Hi Daniel,

On Mon, 2026-05-18 at 10:29 +0200, Daniel Baumann wrote:
> I went ahead in first adding adding 
> /usr/bin/linux-vulnerability-mitigation which has a 'auto' command:
> 
>    * this will cleanup no longer needed mitigations based on the
>      currently running kernel
>    * and enable all (also newly) needed mitigations based on the
>      currently running kernel
> 
> given that 'l-v-m auto' is by default run on package installation
> and on updates, the system thus always has exaktly the matching
> and current mitigations it needs.

This is very useful.
The only potential issue I can think of is the following situation:
1) the user installs the l-v-m package;
2) the user installs a new linux image which fixes some of the
vulnerabilities.

After the new image is installed (and the system is rebooted),
the mitigations for these fixed vulnerabilities would still be in place
until a new update of the l-v-m package is installed,
or the user runs `l-v-m auto` manually.

However, I think the benefits of automatically adding new mitigations
far outweigh the drawbacks of having more modules blacklisted
than strictly needed.
Plus, the user can manually run `l-v-m auto` to remove the unneeded
mitigations.


> I wonder if I should still add some logic to only show newly added 
> mitigations to the 'manual' method, or, if it's better to add a 
> 'manual-new-only' method.. or if it's not required to do at all
> because 
> the 'auto' method already fulfills your use case.

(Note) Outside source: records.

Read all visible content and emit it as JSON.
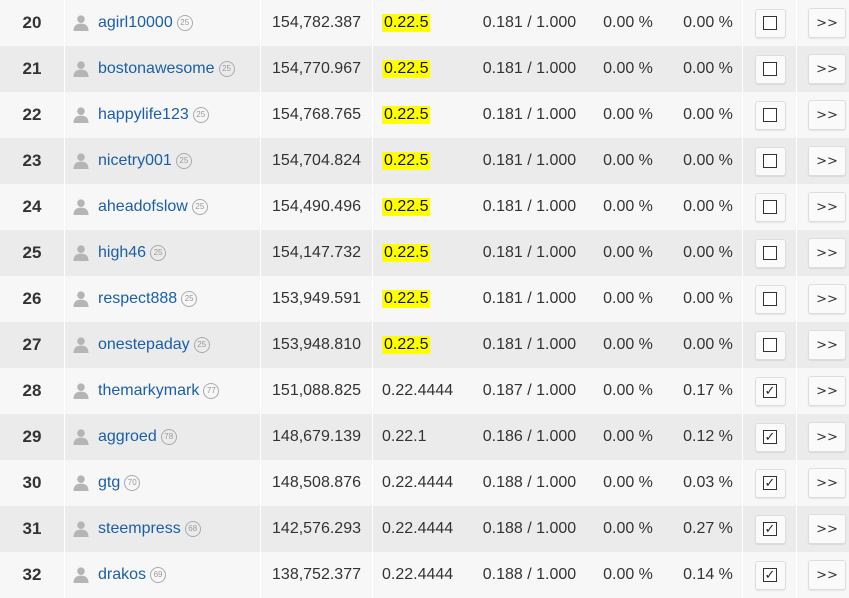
{
  "colors": {
    "link": "#1a5fa6",
    "highlight": "#ffff00",
    "row_light": "#f7f7f7",
    "row_dark": "#ebebeb"
  },
  "icons": {
    "user": "person-icon",
    "vote_unchecked": "checkbox-empty-icon",
    "vote_checked": "checkbox-checked-icon"
  },
  "rows": [
    {
      "rank": "20",
      "name": "agirl10000",
      "rep": "25",
      "vests": "154,782.387",
      "version": "0.22.5",
      "highlight": true,
      "params": "0.181 / 1.000",
      "missed": "0.00 %",
      "missed2": "0.00 %",
      "voted": false,
      "go": ">>"
    },
    {
      "rank": "21",
      "name": "bostonawesome",
      "rep": "25",
      "vests": "154,770.967",
      "version": "0.22.5",
      "highlight": true,
      "params": "0.181 / 1.000",
      "missed": "0.00 %",
      "missed2": "0.00 %",
      "voted": false,
      "go": ">>"
    },
    {
      "rank": "22",
      "name": "happylife123",
      "rep": "25",
      "vests": "154,768.765",
      "version": "0.22.5",
      "highlight": true,
      "params": "0.181 / 1.000",
      "missed": "0.00 %",
      "missed2": "0.00 %",
      "voted": false,
      "go": ">>"
    },
    {
      "rank": "23",
      "name": "nicetry001",
      "rep": "25",
      "vests": "154,704.824",
      "version": "0.22.5",
      "highlight": true,
      "params": "0.181 / 1.000",
      "missed": "0.00 %",
      "missed2": "0.00 %",
      "voted": false,
      "go": ">>"
    },
    {
      "rank": "24",
      "name": "aheadofslow",
      "rep": "25",
      "vests": "154,490.496",
      "version": "0.22.5",
      "highlight": true,
      "params": "0.181 / 1.000",
      "missed": "0.00 %",
      "missed2": "0.00 %",
      "voted": false,
      "go": ">>"
    },
    {
      "rank": "25",
      "name": "high46",
      "rep": "25",
      "vests": "154,147.732",
      "version": "0.22.5",
      "highlight": true,
      "params": "0.181 / 1.000",
      "missed": "0.00 %",
      "missed2": "0.00 %",
      "voted": false,
      "go": ">>"
    },
    {
      "rank": "26",
      "name": "respect888",
      "rep": "25",
      "vests": "153,949.591",
      "version": "0.22.5",
      "highlight": true,
      "params": "0.181 / 1.000",
      "missed": "0.00 %",
      "missed2": "0.00 %",
      "voted": false,
      "go": ">>"
    },
    {
      "rank": "27",
      "name": "onestepaday",
      "rep": "25",
      "vests": "153,948.810",
      "version": "0.22.5",
      "highlight": true,
      "params": "0.181 / 1.000",
      "missed": "0.00 %",
      "missed2": "0.00 %",
      "voted": false,
      "go": ">>"
    },
    {
      "rank": "28",
      "name": "themarkymark",
      "rep": "77",
      "vests": "151,088.825",
      "version": "0.22.4444",
      "highlight": false,
      "params": "0.187 / 1.000",
      "missed": "0.00 %",
      "missed2": "0.17 %",
      "voted": true,
      "go": ">>"
    },
    {
      "rank": "29",
      "name": "aggroed",
      "rep": "78",
      "vests": "148,679.139",
      "version": "0.22.1",
      "highlight": false,
      "params": "0.186 / 1.000",
      "missed": "0.00 %",
      "missed2": "0.12 %",
      "voted": true,
      "go": ">>"
    },
    {
      "rank": "30",
      "name": "gtg",
      "rep": "70",
      "vests": "148,508.876",
      "version": "0.22.4444",
      "highlight": false,
      "params": "0.188 / 1.000",
      "missed": "0.00 %",
      "missed2": "0.03 %",
      "voted": true,
      "go": ">>"
    },
    {
      "rank": "31",
      "name": "steempress",
      "rep": "68",
      "vests": "142,576.293",
      "version": "0.22.4444",
      "highlight": false,
      "params": "0.188 / 1.000",
      "missed": "0.00 %",
      "missed2": "0.27 %",
      "voted": true,
      "go": ">>"
    },
    {
      "rank": "32",
      "name": "drakos",
      "rep": "69",
      "vests": "138,752.377",
      "version": "0.22.4444",
      "highlight": false,
      "params": "0.188 / 1.000",
      "missed": "0.00 %",
      "missed2": "0.14 %",
      "voted": true,
      "go": ">>"
    }
  ]
}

The 'auto' method fulfils my use-case.

Unfortunately, I am currently running the 6.12.86+deb13-amd64 image
from trixy-security (because of issues with the nvidia-kernel-dkms
package),
and your 'status' options only seem to check the upstream image
version,
without taking backported fixes into account.

Do you think it would be possible to extend the checks to include
the debian version, and to also take backported fixes into account?
I believe it would be helpful as a way to get mitigations into stable
releases
faster after this package makes it into a stable release.